Let's reuse the previous strategy, by saving the output in the file [steps_q6.txt](./steps_q6.txt).

In [167]:
! python sorting_algorithms.py >> steps_q6.txt

The list is already sorted and the different algorithms might take more or less steps to "figure it out", but we can see how Insertion Sort is the quickest to figure that out.

### 7. Consider the following list of integers: [10, 9, 8, 7, 6, 5, 4, 3, 2, 1]. Show how this list is sorted by the following algorithms:

* ### bubble sort

* ### selection sort

* ### insertion sort

* ### shell sort (you decide on the increments)

* ### merge sort

* ### quick sort (you decide on the pivot value)

Let's again reuse the previous strategy, by saving the output in the file [steps_q7.txt](./steps_q7.txt).

In [168]:
! python sorting_algorithms.py >> steps_q7.txt

It's interesting to notice how, given an input size, Merge Sort performs always the same number of steps.

### 8. Consider the list of characters: ["P", "Y", "T", "H", "O", "N"]. Show how this list is sorted using the following algorithms:

* ### bubble sort

* ### selection sort

* ### insertion sort

* ### shell sort (you decide on the increments)

* ### merge sort

* ### quick sort (you decide on the pivot value)

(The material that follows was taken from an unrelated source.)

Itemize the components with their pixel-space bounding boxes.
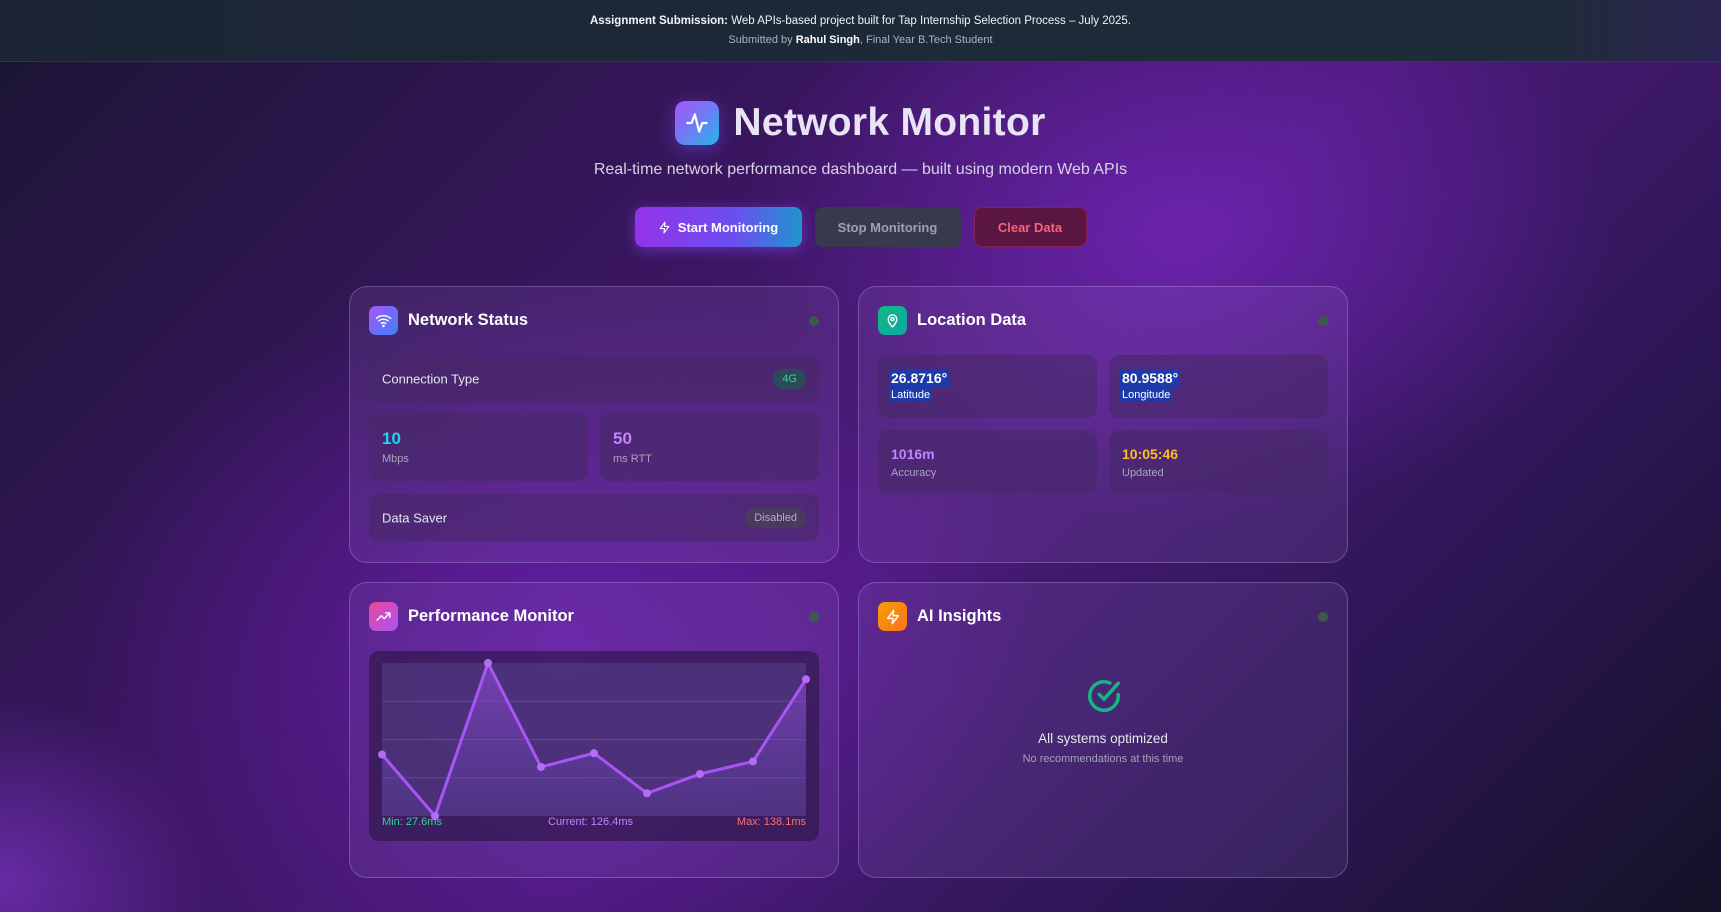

Let's run the algorithms, and save the output in [steps_q8.txt](./steps_q8.txt).

In [169]:
! python sorting_algorithms.py >> steps_q8.txt

### 9. Devise alternative strategies for choosing the pivot value in quick sort. For example, pick the middle item. Re-implement the algorithm and then execute it on random data sets. Under what criteria does your new strategy perform better or worse than the strategy from this chapter?

We can call the `quick_sort` by explicitly passing a value for the pivot.

In [173]:
! python sorting_algorithms.py >> steps_q9.txt

The only improvement one can get is if the list is already some sorted: in this case picking the first element as a pivot would be very inefficient.